Recently, people with mental illness have perpetrated several "high profile" violent crimes. On April 16th, 2007, Seung Hui Cho, a young man previously diagnosed with anxiety and major depression, killed 32 people during a shooting rampage on the campus of Virginia Technical College. On December the 8th of that same year Robert A. Hawkins, who spent his early years as a ward of the state, and had been diagnosed with major depression and attention deficit hyperactivity disorder, killed 8 people in a mall in Omaha, Nebraska. States, cities, and communities have reacted in different ways in the wake of these tragedies (see the Virginia Tech Review Panel Report as an example.)

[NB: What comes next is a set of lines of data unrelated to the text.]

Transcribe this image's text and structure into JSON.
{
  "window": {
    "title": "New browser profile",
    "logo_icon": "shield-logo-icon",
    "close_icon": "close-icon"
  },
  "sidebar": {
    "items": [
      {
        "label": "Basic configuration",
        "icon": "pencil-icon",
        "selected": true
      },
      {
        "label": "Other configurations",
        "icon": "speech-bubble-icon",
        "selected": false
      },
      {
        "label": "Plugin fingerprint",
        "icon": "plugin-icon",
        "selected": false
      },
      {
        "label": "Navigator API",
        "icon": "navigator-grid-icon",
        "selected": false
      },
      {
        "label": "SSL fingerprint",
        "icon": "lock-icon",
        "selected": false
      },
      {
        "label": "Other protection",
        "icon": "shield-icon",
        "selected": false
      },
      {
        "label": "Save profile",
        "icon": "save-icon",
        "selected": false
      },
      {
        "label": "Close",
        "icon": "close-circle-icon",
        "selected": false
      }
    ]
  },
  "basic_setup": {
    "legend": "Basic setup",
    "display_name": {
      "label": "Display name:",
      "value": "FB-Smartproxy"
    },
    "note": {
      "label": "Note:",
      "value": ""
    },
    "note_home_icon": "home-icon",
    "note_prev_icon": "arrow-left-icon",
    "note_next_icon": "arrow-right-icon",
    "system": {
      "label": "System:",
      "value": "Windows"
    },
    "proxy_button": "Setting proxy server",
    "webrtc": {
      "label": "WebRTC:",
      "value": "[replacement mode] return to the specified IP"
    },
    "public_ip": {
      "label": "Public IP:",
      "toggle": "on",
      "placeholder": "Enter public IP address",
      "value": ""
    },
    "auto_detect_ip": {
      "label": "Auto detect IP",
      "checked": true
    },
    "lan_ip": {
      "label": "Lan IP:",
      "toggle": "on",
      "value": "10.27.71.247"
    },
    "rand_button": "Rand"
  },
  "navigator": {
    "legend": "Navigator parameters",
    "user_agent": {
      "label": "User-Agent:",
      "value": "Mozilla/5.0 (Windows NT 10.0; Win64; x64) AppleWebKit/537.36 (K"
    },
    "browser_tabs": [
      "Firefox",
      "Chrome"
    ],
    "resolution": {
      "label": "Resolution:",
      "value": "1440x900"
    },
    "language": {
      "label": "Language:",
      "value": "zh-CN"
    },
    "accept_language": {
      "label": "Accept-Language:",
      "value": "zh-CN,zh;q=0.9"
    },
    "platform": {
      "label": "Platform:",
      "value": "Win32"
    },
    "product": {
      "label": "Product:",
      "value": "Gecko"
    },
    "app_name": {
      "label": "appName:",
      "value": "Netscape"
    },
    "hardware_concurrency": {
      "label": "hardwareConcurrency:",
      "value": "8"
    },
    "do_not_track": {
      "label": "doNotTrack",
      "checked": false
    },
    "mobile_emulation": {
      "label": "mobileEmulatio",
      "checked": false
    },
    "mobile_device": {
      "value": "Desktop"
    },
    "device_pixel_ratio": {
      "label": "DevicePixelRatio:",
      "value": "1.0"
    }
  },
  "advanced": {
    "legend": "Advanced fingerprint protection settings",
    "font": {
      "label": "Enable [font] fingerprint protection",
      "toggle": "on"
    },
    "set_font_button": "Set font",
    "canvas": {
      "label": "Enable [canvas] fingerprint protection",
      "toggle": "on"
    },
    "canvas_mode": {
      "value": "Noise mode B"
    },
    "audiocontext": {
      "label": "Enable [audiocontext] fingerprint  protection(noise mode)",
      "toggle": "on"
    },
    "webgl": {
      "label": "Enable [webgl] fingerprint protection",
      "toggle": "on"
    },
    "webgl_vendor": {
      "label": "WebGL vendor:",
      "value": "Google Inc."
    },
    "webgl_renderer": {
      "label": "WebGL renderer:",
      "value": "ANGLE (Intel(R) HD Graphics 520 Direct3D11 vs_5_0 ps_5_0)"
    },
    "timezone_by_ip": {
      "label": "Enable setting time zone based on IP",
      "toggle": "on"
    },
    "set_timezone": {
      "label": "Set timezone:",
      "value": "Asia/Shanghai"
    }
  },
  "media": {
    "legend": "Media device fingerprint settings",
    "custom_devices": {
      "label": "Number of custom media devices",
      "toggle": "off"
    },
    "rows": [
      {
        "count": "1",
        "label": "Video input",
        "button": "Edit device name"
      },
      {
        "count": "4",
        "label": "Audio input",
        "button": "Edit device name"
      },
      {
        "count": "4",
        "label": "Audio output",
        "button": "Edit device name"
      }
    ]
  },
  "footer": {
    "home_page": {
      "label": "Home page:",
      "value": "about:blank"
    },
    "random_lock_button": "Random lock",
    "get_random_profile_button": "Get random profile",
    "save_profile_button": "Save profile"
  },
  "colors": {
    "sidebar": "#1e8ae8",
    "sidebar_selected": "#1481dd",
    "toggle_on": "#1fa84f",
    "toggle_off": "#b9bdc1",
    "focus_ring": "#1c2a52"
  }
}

On December 31st, 2007 in Seattle, WA, James Williams, a man who had been diagnosed with schizophrenia and had a history of violence, attacked and killed Shannon Harps. Mr. Williams was under court ordered supervision at the time but had violated the court order by stopping his psychiatric medications. After the murder, a diverse panel of community members and leaders, law enforcement professionals, and mental health professionals, met to develop recommendations for improving the mental health system and potentially preventing a similar incident in the future. Carol Smith, 10/9/08 seattlepi.com reported on the findings of the panel and its recommendations.
"A mental health system facing a critical shortage of hospital beds, riddled with breakdowns in communication and hamstrung by the state's commitment laws helped create the conditions that led to the killing of Sierra Club worker Shannon Harps outside her Capitol Hill apartment last New Year's Eve, a task force reviewing how the system operated in that case has found."
You could apply this statement to just about any community in America, urban or rural. The problem is complex. Nationally, long term psychiatric beds have been gradually cut over the last few decades to deal, usually by court order, with the overcrowding, treatment inadequacy, and patient abuses associated with the Asylum model of psychiatric care. Corresponding development of community psychiatric care programs to replace the long term beds has lagged due to a failure by federal and state goverments to shift or even provide funding for the systemic changes. As this process has evolved, it has become apparent that some patients require more structure and support than previously anticipated by the court systems in order to acheive or maintain their recovery from their mental illness.
Communication between different community providers is often poor. Barriers to communication are numerous. The process of deinstitutionalization has occurred in a piece-meal fashion with no coherent development of services (since there has never been a coherent plan!). Within a single community, both state and private entities provide services for mentally ill patients. Internal turf battles arise between state agencies which provide duplicate care for the same population. Private and public agencies have difficulty communicating. Federal privacy laws and regulations are confusing and many providers take an attitude of "better safe than sorry" (meaning, in this case, that it is better NOT to release information on a psychiatric patient if the provider is unsure about the circumstances for which they are requested).
Other recommendations include:
"One of the biggest reforms would be to change the state's involuntary commitment laws to mandate treatment for those with a significant history of violence, the Seattle P-I has learned." Who would decide sort of history of violence mandates treatment? How long would the treatment be mandated? Who would pay for the treatment?
"Other proposals emerging from the task force include allowing juries a new option of "guilty but mentally ill" in addition to "not guilty by reason of insanity."I have been involved in several cases where patients committed crimes while mentally ill, but had made a conscious decision to be non-compliant with medications prior to the commission of the crime. Though their mental illness played a role in the commission of the crime, their decision to be non-compliant with treatment was what set the ball rolling. Should the patient be held accountable for this factor?